Lackawanna Blues

Director: George C. Wolfe
Screenwriters: Ruben Santiago-Hudson

Institute History

  • 2005 Sundance Film Festival


Celebrated theatre director George C. Wolfe's infectiously energetic debut feature bursts at the seams with such a bounty of colorful characters so perfectly cast it's hard to believe that it was originally a one-man show. Certainly, much credit goes to writer/actor Ruben Santiago-Hudson's original Obie Award-winning play for conjuring such a powerful story, but that Lackawanna Blues transforms the silver screen into a stage where the camera possesses a theatrical kinesthetic and the huge, star-studded troupe sparkles and shines indicates that Wolfe's theatrical wizardry translates beautifully to film.

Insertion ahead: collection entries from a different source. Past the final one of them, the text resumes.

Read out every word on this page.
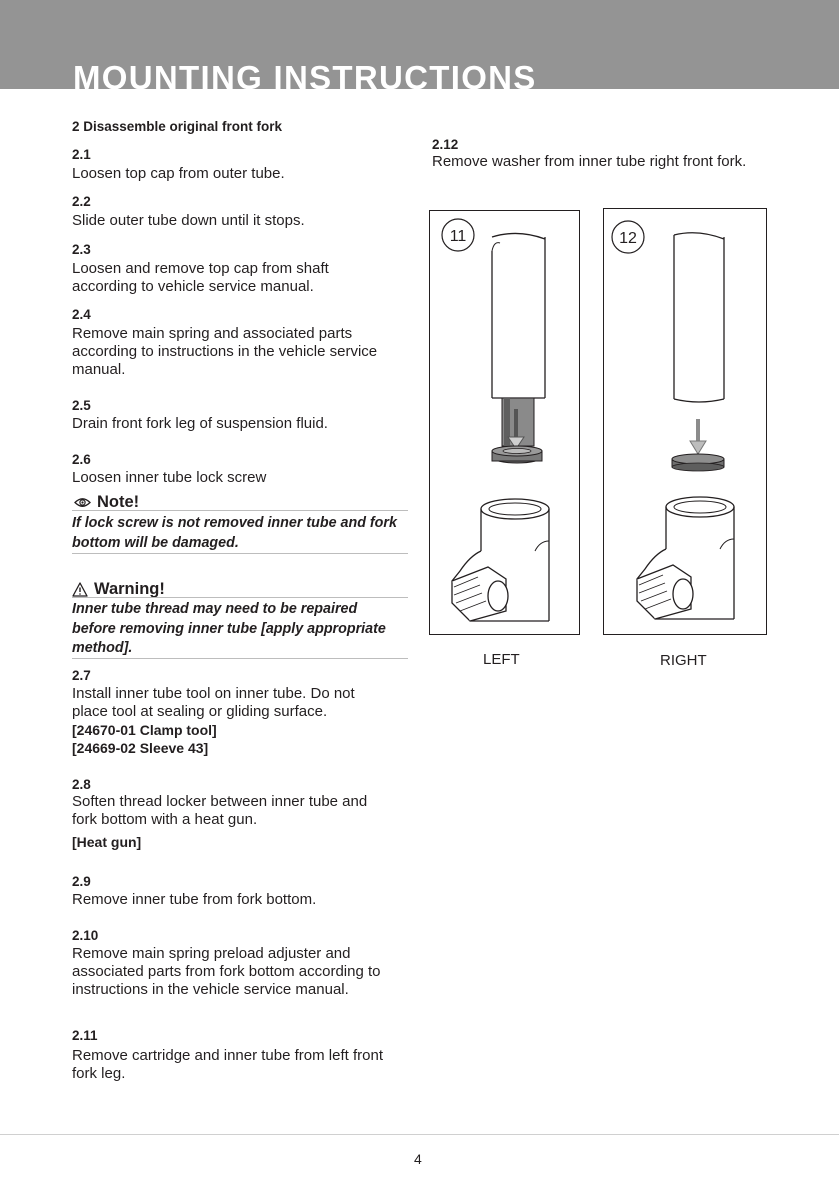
MOUNTING INSTRUCTIONS
2 Disassemble original front fork
2.1
Loosen top cap from outer tube.
2.2
Slide outer tube down until it stops.
2.3
Loosen and remove top cap from shaft
according to vehicle service manual.
2.4
Remove main spring and associated parts
according to instructions in the vehicle service
manual.
2.5
Drain front fork leg of suspension fluid.
2.6
Loosen inner tube lock screw
Note!
If lock screw is not removed inner tube and fork
bottom will be damaged.
Warning!
Inner tube thread may need to be repaired
before removing inner tube [apply appropriate
method].
2.7
Install inner tube tool on inner tube. Do not
place tool at sealing or gliding surface.
[24670-01 Clamp tool]
[24669-02 Sleeve 43]
2.8
Soften thread locker between inner tube and
fork bottom with a heat gun.
[Heat gun]
2.9
Remove inner tube from fork bottom.
2.10
Remove main spring preload adjuster and
associated parts from fork bottom according to
instructions in the vehicle service manual.
2.11
Remove cartridge and inner tube from left front
fork leg.
2.12
Remove washer from inner tube right front fork.
11
LEFT
12
RIGHT
4
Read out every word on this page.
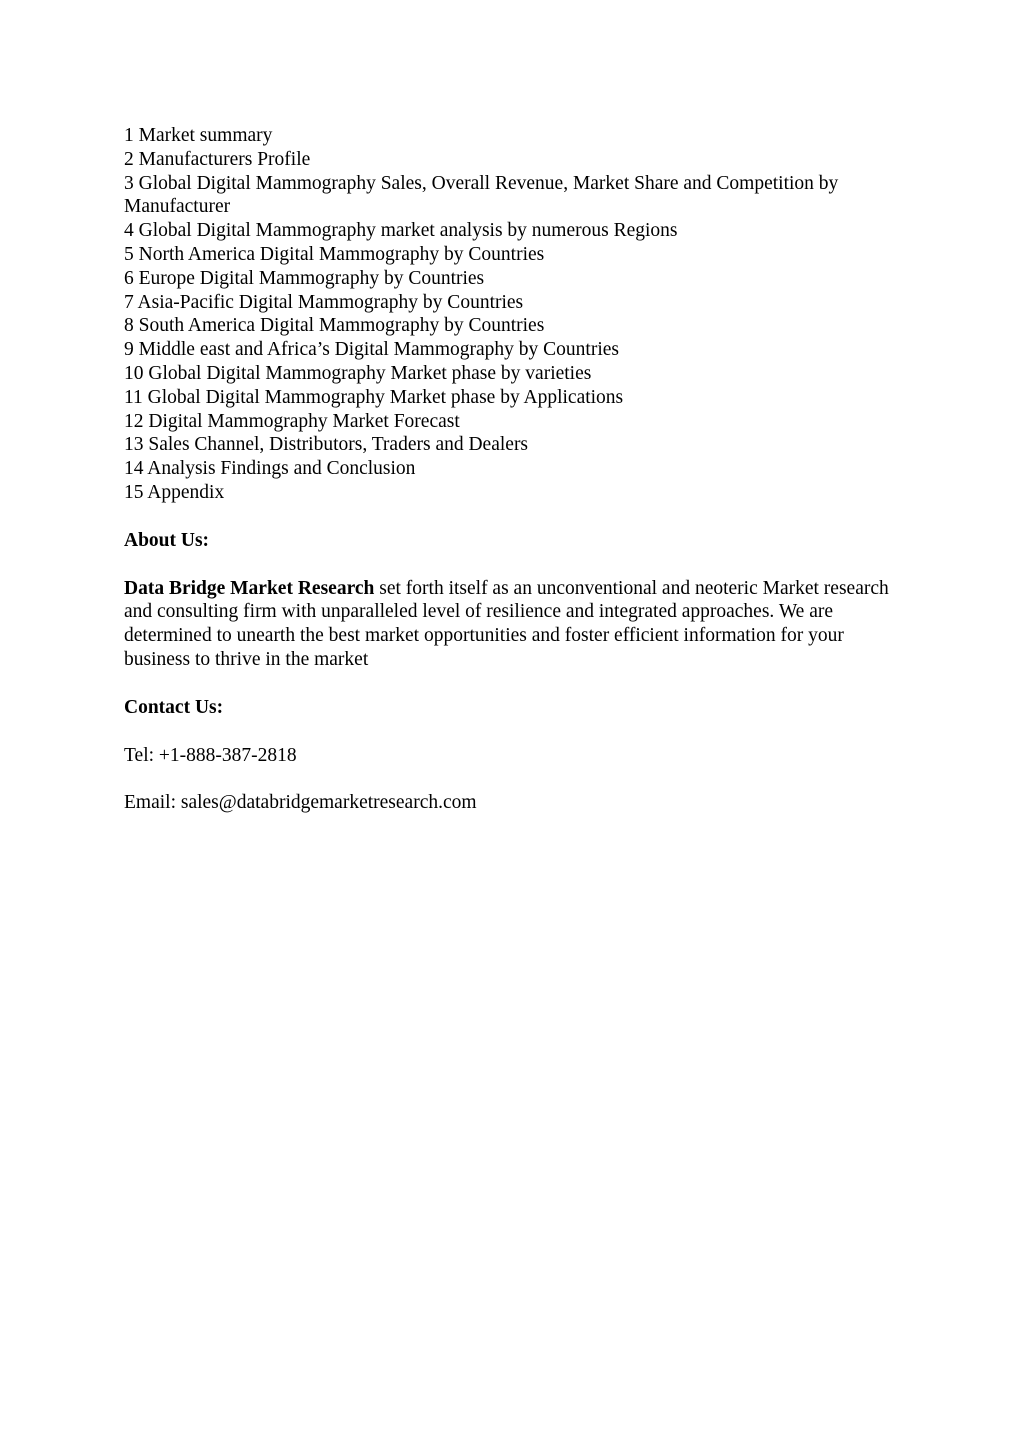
1 Market summary
2 Manufacturers Profile
3 Global Digital Mammography Sales, Overall Revenue, Market Share and Competition by Manufacturer
4 Global Digital Mammography market analysis by numerous Regions
5 North America Digital Mammography by Countries
6 Europe Digital Mammography by Countries
7 Asia-Pacific Digital Mammography by Countries
8 South America Digital Mammography by Countries
9 Middle east and Africa’s Digital Mammography by Countries
10 Global Digital Mammography Market phase by varieties
11 Global Digital Mammography Market phase by Applications
12 Digital Mammography Market Forecast
13 Sales Channel, Distributors, Traders and Dealers
14 Analysis Findings and Conclusion
15 Appendix
About Us:

Data Bridge Market Research set forth itself as an unconventional and neoteric Market research and consulting firm with unparalleled level of resilience and integrated approaches. We are determined to unearth the best market opportunities and foster efficient information for your business to thrive in the market

Contact Us:

Tel: +1-888-387-2818

Email: sales@databridgemarketresearch.com
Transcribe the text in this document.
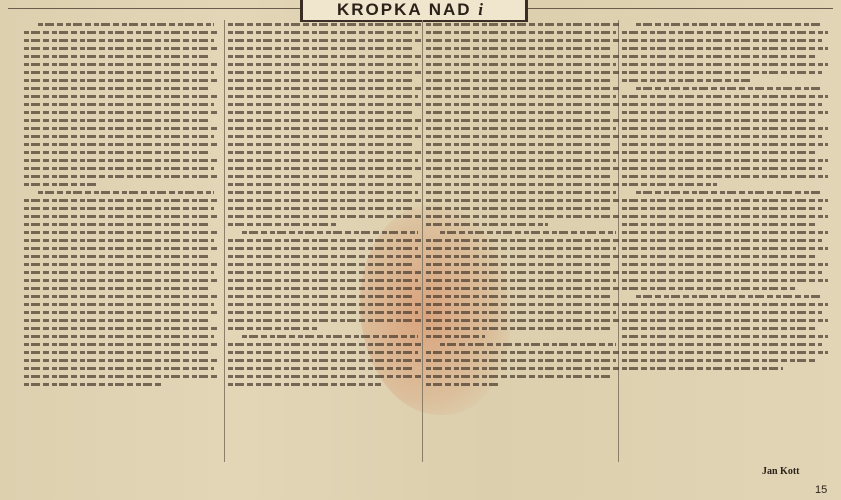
KROPKA NAD i
Jan Kott
15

In segregation-era Lackawanna, New York, Rachel "Nanny" Crosby is a larger-than-life human miracle whose big and generous boarding home is a place where drifters and dreamers, eccentrics and excessives can always find a hot meal and a new start. Into this world comes Junior, a little boy Nanny takes in and raises as her own. Nanny's love and the stories from her boarders' damaged and haunted pasts irrevocably change the young boy's life.

Wolfe has crafted a simply magical film filled with so much music, dance, and sexual energy that it explodes like a musical. Lackawanna Blues is at once a coming-of-age story, a portrait of a golden age gone by, and an illumination of the fruits born from love and charity.